Where is anything in any of the bills that actually reduces the cost of health care,   things like tax-parity for health insurance purchased by individuals, or interstate competition or expansion of health savings accounts or  deregulation of  health care providers.  The Republicans are at least addressing tort reform which is actually one of the most difficult issues.  There is a ton of easy stuff based on free market  (or free-er market) principles that would actually help small business.  But this government seems intent on destroying small business instead.

3 thoughts on “Reason Enough to Oppose the Senate Health Care Bill”

  1. When I attended the Eric Massa (29th District*) town hall meeting, I learned something I didn’t previously know about the health insurance industry. I knew they couldn’t compete across State lines, but I didn’t know they weren’t subject to Sherman anti-trust laws. They meet legally to divide up the country into small geographical regions and decide what companies (usually 2, but 3, if you’re lucky) will compete there.
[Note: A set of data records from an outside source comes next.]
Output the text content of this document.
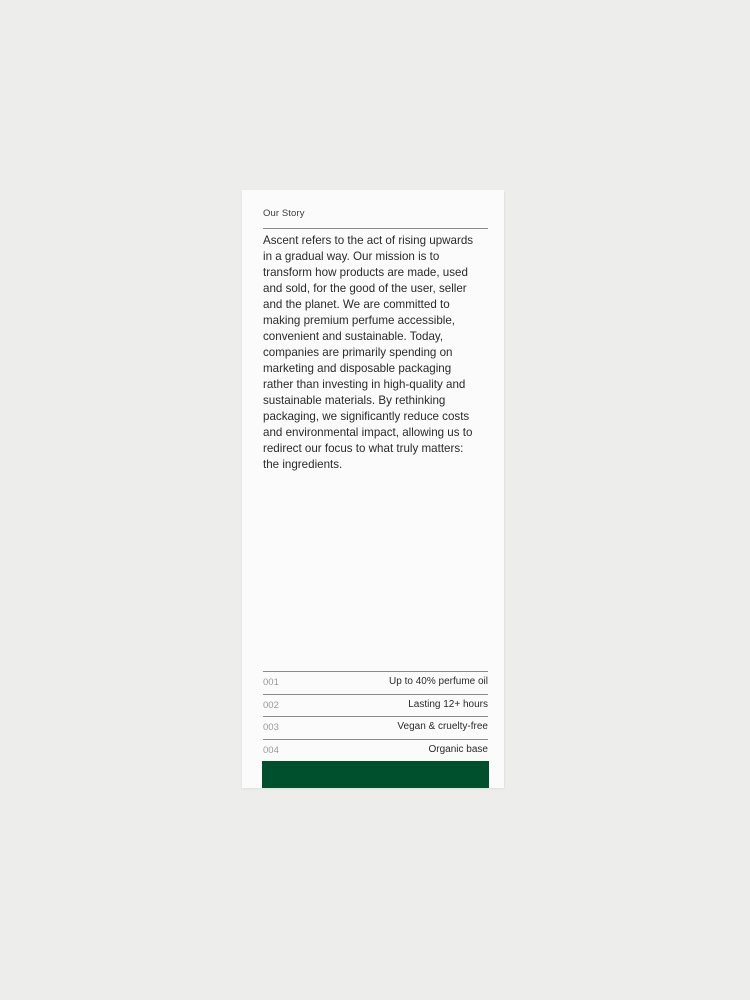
Our Story

Ascent refers to the act of rising upwards
in a gradual way. Our mission is to
transform how products are made, used
and sold, for the good of the user, seller
and the planet. We are committed to
making premium perfume accessible,
convenient and sustainable. Today,
companies are primarily spending on
marketing and disposable packaging
rather than investing in high-quality and
sustainable materials. By rethinking
packaging, we significantly reduce costs
and environmental impact, allowing us to
redirect our focus to what truly matters:
the ingredients.

001	Up to 40% perfume oil
002	Lasting 12+ hours
003	Vegan & cruelty-free
004	Organic base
    In any given night of TV watching I routinely see ads for 6 different auto insurance companies (Allstate, State Farm, Progressive, Geico, E-Surance, The General) that all boast saving money.

    The health insurers need to be brought under anti-trust laws and customers need to be allowed to buy across State lines.

    *(I live in the 28th District, but Louise Slaughter is too much of a weasel to hold town hall meetings.)

  2. Excellent point, Max. NFIB, among other, has been pushing interstate competition forever. But our rulers don’t hear anything but centralization, taxes and power grabbing. All “solutions” must come directly from Washington D.C. I don’t see any serious interest in increasing supply and reducing cost. It’s simply centralization of power and rewarding political supporters.